結果から言えば、ゼンとわたくしは晴れてお友達になりました。二人目ゲットです、やりました!!
 今では互いに素の自分を前面に出し合っています。
良いお友達です。

 「あぁ、サクチル伯爵令嬢の…。良かったな。確かデビュタントパーティーで仲良くなったんだろ?」

 良かったな、と子供をあやす様に答える彼こそがゼンです。素のゼンです。
前と全然違うって??それはわたくしのセリフです。
 素のゼンは、この一ヶ月で知ったのですが、とても大人です。包容力があるというか、護衛役だからか、頼りになるというか。 
 本人には恥ずかしくて言えませんが、一緒にいて落ち着く感じの人です。お母様みたいな感じ、と言えば分かりやすいでしょうか。
まあ、ゼンはびっくりする程美形様なので最初の頃は落ち着きませんでしたけど。

 「はい、そうなんですよ!!もうすっごく可愛いんですよ??一時期は嫌われたかもしれないって悩んでたんですけど、全然そんなことなかったみたいで!こうして文通しているのです!!ふっふっふっ。可愛いって、最高ですよね。」

 「…お嬢は、そんなに可愛いものとか、可愛い人が好きなのか?」

 ゼンは、わたくしを「お嬢」と呼びます。
ティーナで良いと言ったのですが、一応護衛役という立場があるので「お嬢」で妥協です。
その代わり敬語は無しですけど。
 
 「え?はい、勿論ですとも。可愛いの大好きです!」

 むふふ、将来可愛いぬいぐるみとか集めてコレクションするのです。密かなわたくしの夢ですよ!
するとゼンは何を思ったのか、それまでの包容力ある笑顔を真顔にして意味不明なことを言い始めました。

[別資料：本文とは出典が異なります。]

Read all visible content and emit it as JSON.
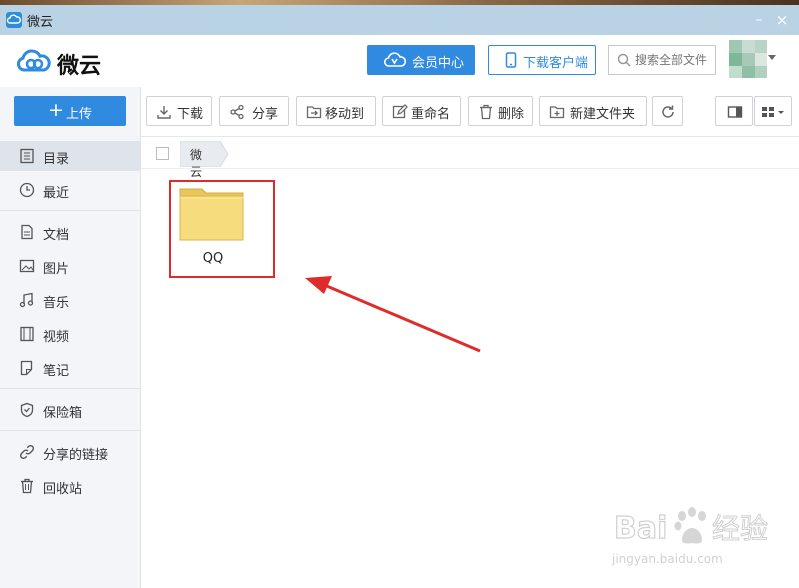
{
  "window": {
    "title": "微云",
    "minimize_glyph": "–",
    "close_glyph": "×"
  },
  "header": {
    "logo_text": "微云",
    "vip_center_label": "会员中心",
    "download_client_label": "下载客户端",
    "search_placeholder": "搜索全部文件"
  },
  "sidebar": {
    "upload_label": "上传",
    "upload_plus": "+",
    "items": [
      {
        "label": "目录",
        "icon": "list-icon",
        "active": true
      },
      {
        "label": "最近",
        "icon": "clock-icon"
      },
      {
        "label": "文档",
        "icon": "document-icon"
      },
      {
        "label": "图片",
        "icon": "image-icon"
      },
      {
        "label": "音乐",
        "icon": "music-icon"
      },
      {
        "label": "视频",
        "icon": "film-icon"
      },
      {
        "label": "笔记",
        "icon": "note-icon"
      },
      {
        "label": "保险箱",
        "icon": "shield-icon"
      },
      {
        "label": "分享的链接",
        "icon": "link-icon"
      },
      {
        "label": "回收站",
        "icon": "trash-icon"
      }
    ]
  },
  "toolbar": {
    "download_label": "下载",
    "share_label": "分享",
    "move_label": "移动到",
    "rename_label": "重命名",
    "delete_label": "删除",
    "new_folder_label": "新建文件夹"
  },
  "content": {
    "breadcrumb": "微云",
    "files": [
      {
        "name": "QQ",
        "type": "folder"
      }
    ]
  },
  "watermark": {
    "brand": "Bai du 经验",
    "domain": "jingyan.baidu.com"
  },
  "colors": {
    "accent": "#2f8ae0",
    "titlebar": "#b9d3e4",
    "highlight": "#e02b2b",
    "folder": "#f7dc7d"
  }
}
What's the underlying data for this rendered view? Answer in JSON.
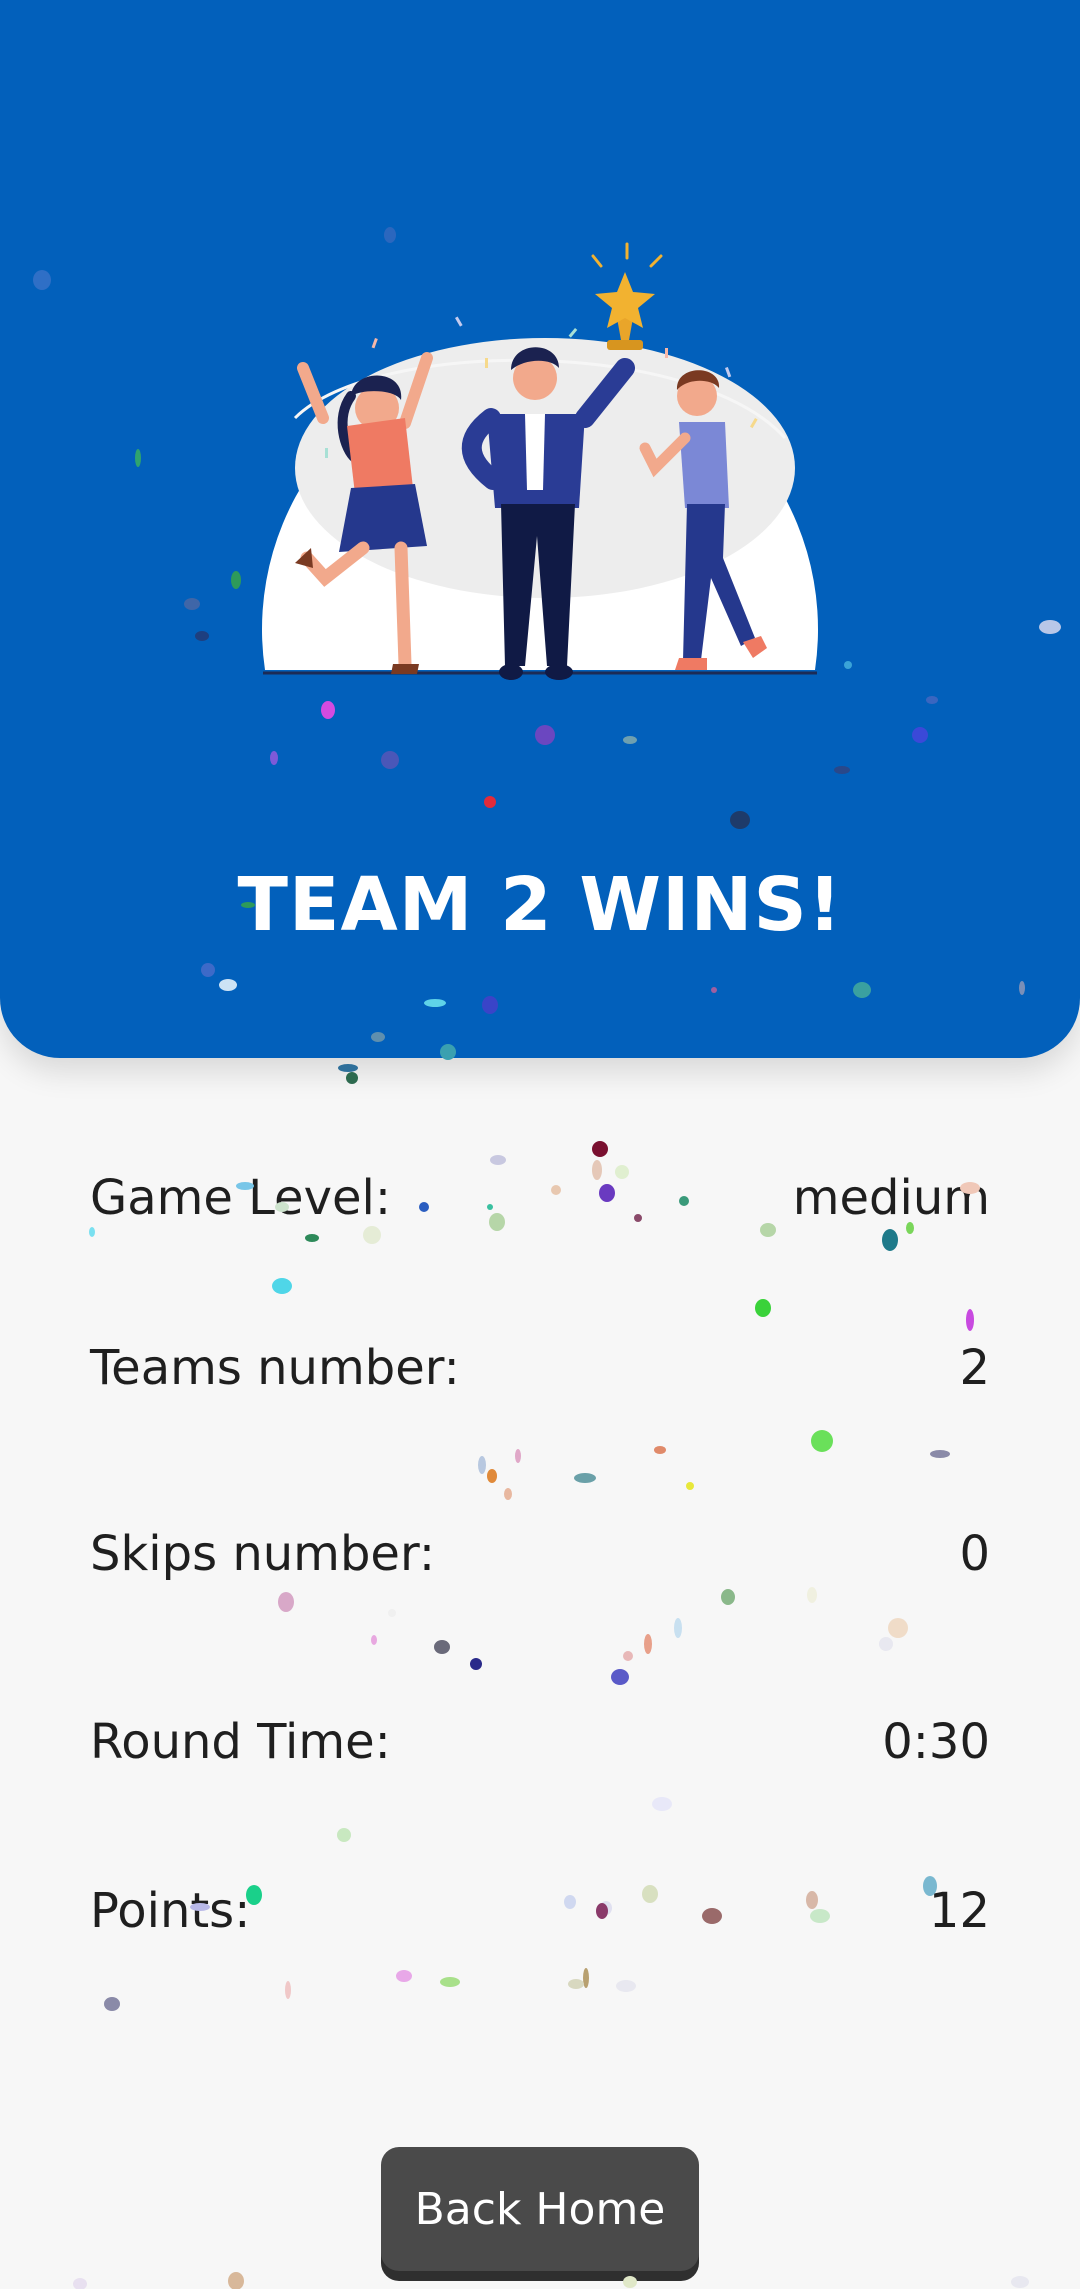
{
  "result": {
    "title": "TEAM 2 WINS!"
  },
  "stats": [
    {
      "label": "Game Level:",
      "value": "medium"
    },
    {
      "label": "Teams number:",
      "value": "2"
    },
    {
      "label": "Skips number:",
      "value": "0"
    },
    {
      "label": "Round Time:",
      "value": "0:30"
    },
    {
      "label": "Points:",
      "value": "12"
    }
  ],
  "actions": {
    "back_home_label": "Back Home"
  },
  "colors": {
    "hero_bg": "#0260bb",
    "button_bg": "#4a4a4a",
    "page_bg": "#f7f7f7",
    "trophy": "#f2b230"
  },
  "icons": {
    "illustration": "celebrating-team-trophy-illustration"
  }
}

 「なら、お嬢はこれから暇な時間は鏡を見つめて過ごしたら良いんじゃないか?可愛いのが好きなんだろ?」

 「それは誰得ですか。ナルシストじゃないんですから!!」

 ゼンってば、変な冗談はやめて下さいよっ!
 自分の、たいして優れてもいない容姿を見つめる趣味はありませんよ。
 何故かゼンには呆れた様な顔をされましたが…何故ですか?納得いきません……。

 「お嬢は可愛いぞ?」

 「ゼン……それって、」

 なんてことでしょう。わたくしったらどうして今まで気づかなかったのですか!?
そういうことだったんですね、ゼン!
 
 アルカティーナは小動物の様に大きな瞳を潤ませた。

 「やっと分かりましたよ、ゼン…」

 「分かってくれたか。」

 アルカティーナは、大きく頷いた。

 「はい…!過労で目が悪くなったんですね……!!気付いてあげられなくってごめんなさい。」

 「なんでそうなる。」

 ゼンのツッコミにアルカティーナは目を瞬かせ、そうか!と再び理解を示した。

 「そう、そうですよね。気が利かなくてごめんなさいゼン!明日は一日お休みをあげるから、城下町の眼科にでも行ってきて?」

 「だからなんでそうなるかな。」

 どうにもアルカティーナは自己評価が低すぎる。
ゼンは、深いため息をついた。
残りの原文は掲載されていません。